R.I.P. Nicky Hayden: Remembering A True Racer

R.I.P. Nicky Hayden: Remembering A True Racer

© 2018, Roadracing World Publishing, Inc.

Once A Racer, Always A Racer – Nicky Hayden, R.I.P.

(A version of this tribute was first published on motorbikeroadracing.com on May 22, 2017. It has been adapted and posted here with permission.)

By Michael Gougis

Nicky Hayden’s 2016-2017 contract with Honda could have been the start of a long-term transition into a career after racing. He was already a brand ambassador in leathers, a racing representative of the company for which he’d won the 2006 MotoGP World Championship, the 2002 AMA Pro Superbike Championship, countless races and the admiration of race fans around the world. The contract could have been the start of a victory lap, so to speak, a time to receive the accolades for a job well done.

But Hayden wasn’t interested in taking it easy. He still wanted to win races and knew he could still be competitive. It was near the halfway point of the 2017 World Superbike season when he suffered fatal injuries in a car-bicycle collision while training in Italy. But he was already starting negotiations for 2018 and beyond, looking for more support from HRC and a more competitive motorcycle.

The proof that Hayden wasn’t mailing it in came in a wet-but-drying 2016 Superbike World Championship race in Sepang. As Hayden said afterward, he wasn’t in title contention, so it was time to take some risks. Hayden pushed his way to the front in the tricky conditions, managed the gap and gave the aging CBR1000RR and Ten Kate Honda their first win in nearly two seasons.

I ran into Hayden at the 2016 Suzuka-8 Hours, where he was riding for the MuSASHi RT HARC-PRO factory-backed Honda squad.

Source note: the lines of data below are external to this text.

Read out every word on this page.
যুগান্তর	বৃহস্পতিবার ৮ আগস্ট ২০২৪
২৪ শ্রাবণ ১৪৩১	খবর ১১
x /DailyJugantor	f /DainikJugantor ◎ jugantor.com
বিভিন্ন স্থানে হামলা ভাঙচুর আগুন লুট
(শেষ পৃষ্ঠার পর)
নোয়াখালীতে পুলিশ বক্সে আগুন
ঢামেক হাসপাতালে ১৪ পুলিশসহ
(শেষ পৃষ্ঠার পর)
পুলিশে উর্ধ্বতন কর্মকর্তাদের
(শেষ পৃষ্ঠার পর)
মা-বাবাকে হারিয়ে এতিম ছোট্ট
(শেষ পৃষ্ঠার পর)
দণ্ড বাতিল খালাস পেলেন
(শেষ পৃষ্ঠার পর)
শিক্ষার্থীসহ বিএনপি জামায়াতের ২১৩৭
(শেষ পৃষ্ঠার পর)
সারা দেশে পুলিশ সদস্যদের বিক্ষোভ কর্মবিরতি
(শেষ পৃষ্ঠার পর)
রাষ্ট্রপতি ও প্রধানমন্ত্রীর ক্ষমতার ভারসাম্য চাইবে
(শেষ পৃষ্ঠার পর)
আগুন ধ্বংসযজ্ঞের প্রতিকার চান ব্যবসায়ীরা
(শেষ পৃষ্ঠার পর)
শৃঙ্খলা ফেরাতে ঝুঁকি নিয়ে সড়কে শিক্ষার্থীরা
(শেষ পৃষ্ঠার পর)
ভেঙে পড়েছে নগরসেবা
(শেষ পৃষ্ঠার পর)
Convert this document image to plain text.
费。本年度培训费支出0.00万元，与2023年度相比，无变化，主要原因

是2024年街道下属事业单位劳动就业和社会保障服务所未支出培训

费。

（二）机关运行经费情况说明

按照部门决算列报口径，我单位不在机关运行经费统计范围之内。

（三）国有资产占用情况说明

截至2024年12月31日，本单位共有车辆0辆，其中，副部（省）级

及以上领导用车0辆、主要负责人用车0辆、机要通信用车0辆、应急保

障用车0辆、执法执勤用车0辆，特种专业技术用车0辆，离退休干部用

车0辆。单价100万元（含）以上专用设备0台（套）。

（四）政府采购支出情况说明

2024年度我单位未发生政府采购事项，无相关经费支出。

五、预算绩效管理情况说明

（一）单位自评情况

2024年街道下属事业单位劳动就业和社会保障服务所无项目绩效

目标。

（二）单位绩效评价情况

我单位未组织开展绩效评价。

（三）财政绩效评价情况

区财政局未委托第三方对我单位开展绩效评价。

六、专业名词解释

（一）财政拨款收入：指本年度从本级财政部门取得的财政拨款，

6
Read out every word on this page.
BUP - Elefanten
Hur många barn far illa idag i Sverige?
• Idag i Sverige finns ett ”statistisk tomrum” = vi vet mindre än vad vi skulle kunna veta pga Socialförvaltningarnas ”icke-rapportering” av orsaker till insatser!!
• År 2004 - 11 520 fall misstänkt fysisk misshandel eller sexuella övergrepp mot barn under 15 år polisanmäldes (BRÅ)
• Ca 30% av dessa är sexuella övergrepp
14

Hayden was racing royalty there. Honda executives took selfies with their family members and Hayden. An interview with Hayden was featured in the official program for the race.

Hayden’s schedule was packed, but he took a few moments for a brief interview with me on Saturday after practice and qualifying. We talked about the technology on the bike, the challenge of riding long stints in the brutal Japanese summer heat and humidity, and the team’s chances in the race.

Sunday morning, I got up, got to the track and logged on to my e-mail in the press room. And there was a text message from Hayden, sent to a senior Honda P.R. executive, who forwarded it to me. It read, verbatim:

“Will you tell the guy I did the interview with the other hard part was being third rider with tire limit that I didn’t get new tires for qualifing…. Can u tell him? Thx”

Hayden was battling a bike he was unfamiliar with, settings that were a compromise with two other riders, a huge fuel tank and the aforementioned suffocating heat and humidity. Hayden was a MotoGP legend. He had absolutely nothing to prove to anyone.

And he still wanted me to know that the real reason his teammates were faster than he was on Saturday afternoon was only because he didn’t get a crack at a fast lap on fresh tires.

Hayden was, by all accounts, a genuinely nice human being. But at his core, he was a racer, and the desire to be the best burned as brightly in him as it did – and does – in every champion. And it still burned brightly. When Nicky Hayden’s faceshield snapped down, he was a racer and he was in it to win it.

God speed, Nicky. Thank you for everything.